Though, when it comes to weird and wonderful, no one comes even close to Bangalore-based artist Umesh Madanahalli. Madanahalli isn’t very well-known within India but he’s considered one of the big hopes of contemporary Indian art. He’s cutting edge, radically left-wing, a sculptor, a video artist and, because he needs to earn enough money to earn rent and do his experimental art, he is also a villain in Bangalore’s local B-grade film industry. Plus, he is currently in the final stages of completing a porn movie he directed. When Madanahalli goes out drinking, he is frequently recognised. Not as the artist who has been feted abroad, but as the moustachioed meanie who attempted to rape Ms Thunder Thighs in a pulpy Kannad film. I wonder if he acted in his porn film. Unsurprisingly, Bangalore, our version of the Silicone Valley, has a thriving amateur porn industry but what was unexpected was that this particular boom began when a high-society couple decided to make a video of them engaged in various…ahem… acts. They titled it “Mysore Mallika” and it is, apparently, all over the net. This, I believe, is what inspired Mr.
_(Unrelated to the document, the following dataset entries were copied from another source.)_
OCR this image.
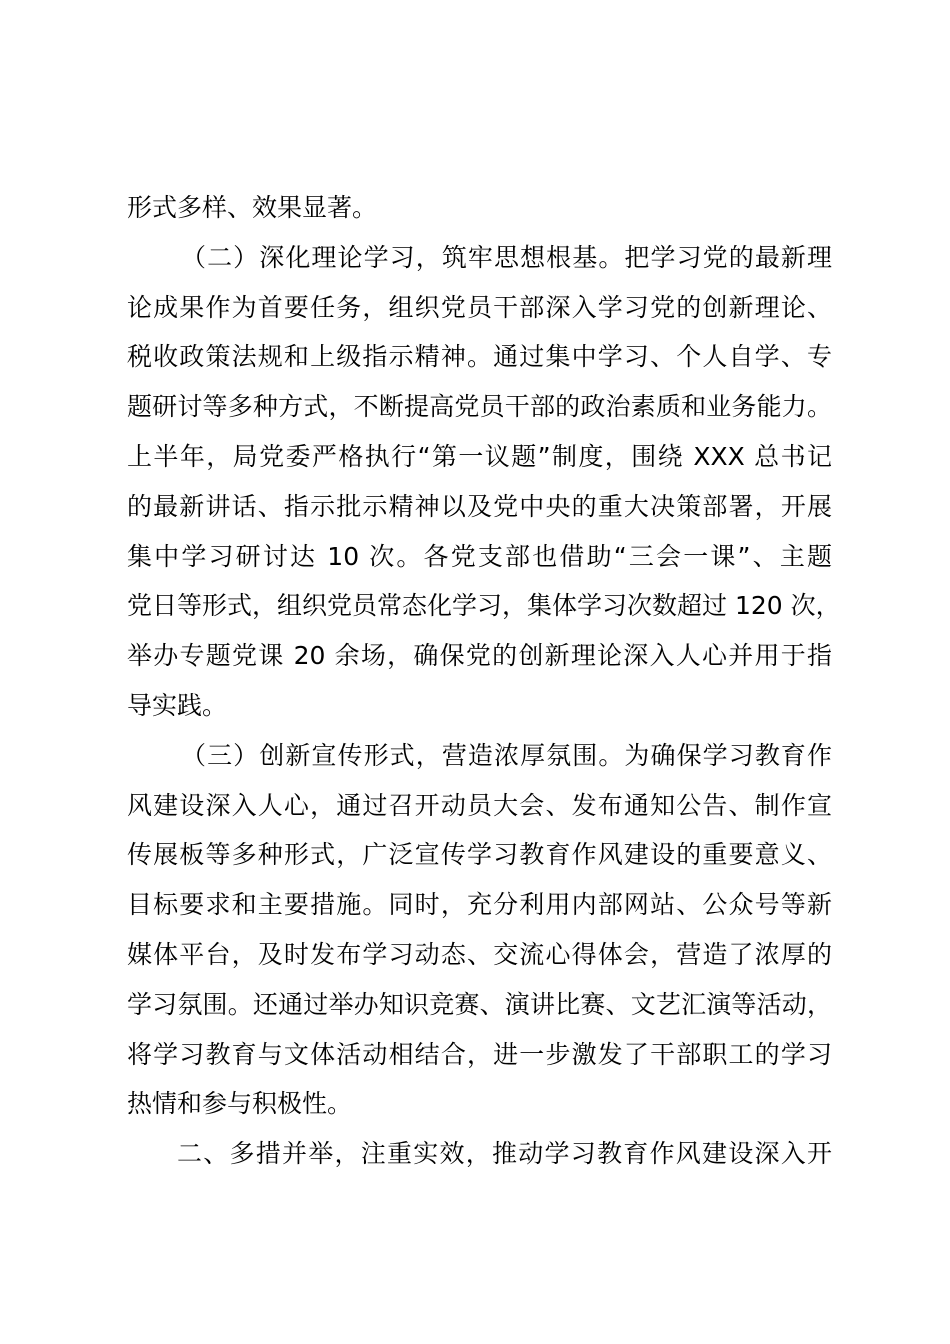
形式多样、效果显著。
（二）深化理论学习，筑牢思想根基。把学习党的最新理
论成果作为首要任务，组织党员干部深入学习党的创新理论、
税收政策法规和上级指示精神。通过集中学习、个人自学、专
题研讨等多种方式，不断提高党员干部的政治素质和业务能力。
上半年，局党委严格执行“第一议题”制度，围绕 XXX 总书记
的最新讲话、指示批示精神以及党中央的重大决策部署，开展
集中学习研讨达 10 次。各党支部也借助“三会一课”、主题
党日等形式，组织党员常态化学习，集体学习次数超过 120 次，
举办专题党课 20 余场，确保党的创新理论深入人心并用于指
导实践。
（三）创新宣传形式，营造浓厚氛围。为确保学习教育作
风建设深入人心，通过召开动员大会、发布通知公告、制作宣
传展板等多种形式，广泛宣传学习教育作风建设的重要意义、
目标要求和主要措施。同时，充分利用内部网站、公众号等新
媒体平台，及时发布学习动态、交流心得体会，营造了浓厚的
学习氛围。还通过举办知识竞赛、演讲比赛、文艺汇演等活动，
将学习教育与文体活动相结合，进一步激发了干部职工的学习
热情和参与积极性。
二、多措并举，注重实效，推动学习教育作风建设深入开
Madanahalli.

Sometimes I love the art world.

6 thoughts on “Split personality

  1. of course, it’s possible to make paper out of dung… which would be kinda cool if she went that direction!
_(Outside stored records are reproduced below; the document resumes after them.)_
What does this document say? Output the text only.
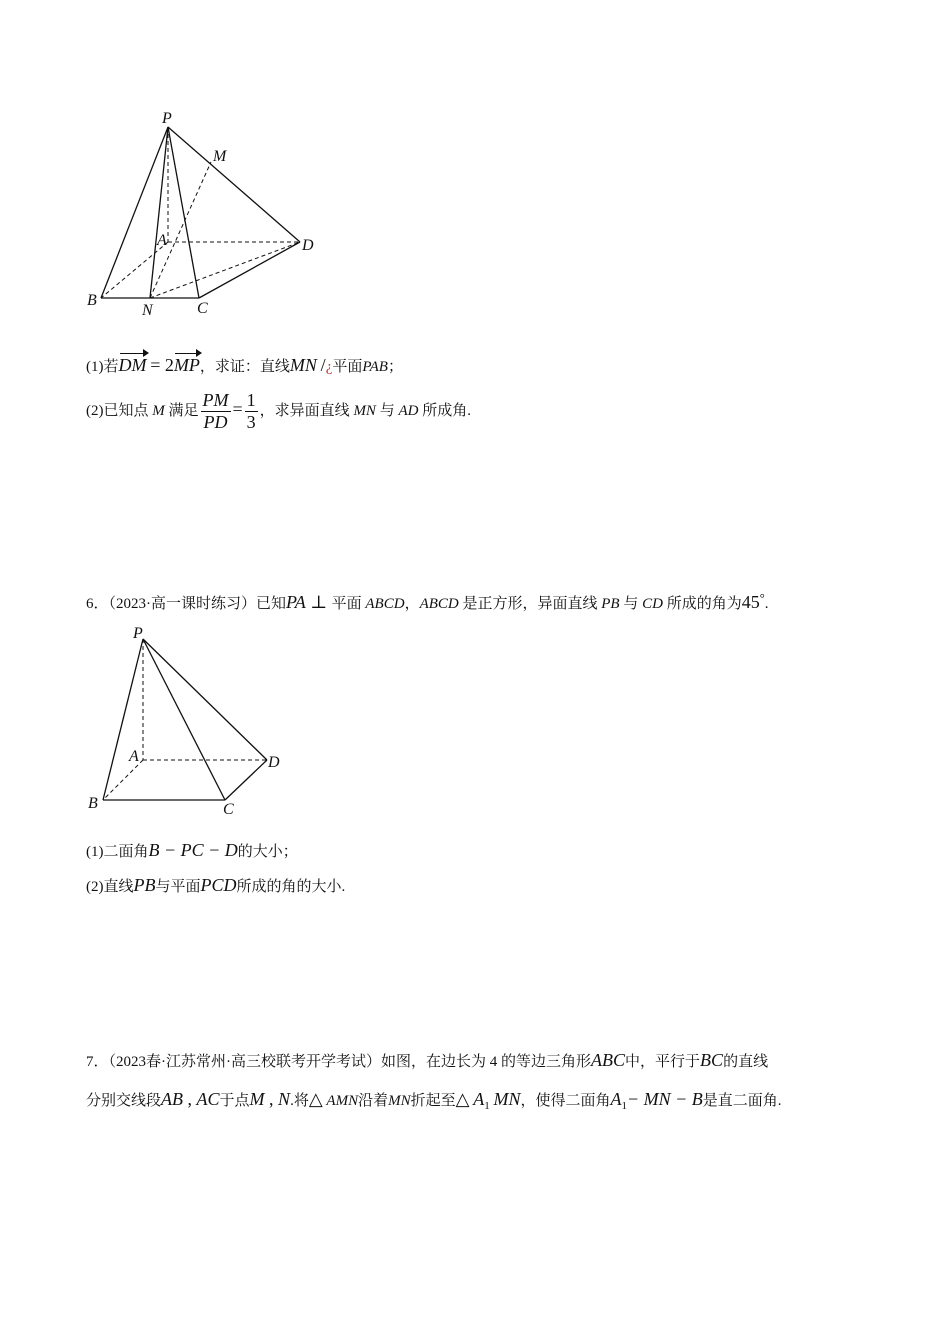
P
M
A	D
B
N	C
(1)若DM = 2MP，求证：直线MN /¿平面PAB；
(2)已知点 M 满足 $\frac{PM}{PD} = \frac{1}{3}$ ，求异面直线 MN 与 AD 所成角.
6．（2023·高一课时练习）已知PA ⊥ 平面 ABCD，ABCD 是正方形，异面直线 PB 与 CD 所成的角为45°.
P
A	D
B	C
(1)二面角B − PC − D的大小；
(2)直线PB与平面PCD所成的角的大小.
7．（2023春·江苏常州·高三校联考开学考试）如图，在边长为 4 的等边三角形ABC中，平行于BC的直线
分别交线段AB , AC于点M , N.将△ AMN沿着MN折起至△ $A_1$ MN，使得二面角$A_1-$ MN − B是直二面角.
    ‘Mysore Mallika’ – i bet it was, after doing a Paris Hilton…..

  2. Mad, “Mysore Mallika” roughly translates to “The Jasmine of Mysore” (at least I think Mallika is the jasmine. It’s some sweet-scented flower at any rate. 🙄 )

    If I ever meet Ms. Shakila, I’ll be telling her about the paper dung. She’s sort of reversed the process and made dung out of paper in that installation. 😀

  3. well, your art scene sounds at least a lot more interesting than the european one. i doubt anyone without formal education would get much of a chance around here.

    art scene rubbing shoulders with the porn industry has been quite the rave here 20 years ago (with some really ghastly results :-D)

  4. I need to find out what happened with the porn movie but I don’t know if our art scene is more exciting in terms of the actual work that is produced. It’s all highly cloistered here as well. I know of a lot of young artists who feel it’s all about knowing people or being “marketable” but I guess what makes things a little more open is that every gallery is desperately looking to find the next big thing that will make the gallery rich (especially with established artists becoming incredibly expensive). Also, we have a pretty weak academic base for art in the country so automatically, you can’t pay that much attention to academic training.

  5. “…it’s all about knowing people or being “marketable”…”

    Is this why bollywood stars seem to be roped in to create art? Didn’t that annoying power couple do a painting together at some point? And Salman Khan too?

    I wondered who were paying those exorbitant amounts. People who are really into art or people who want to say they have a part of the bollywood touch hanging on their walls.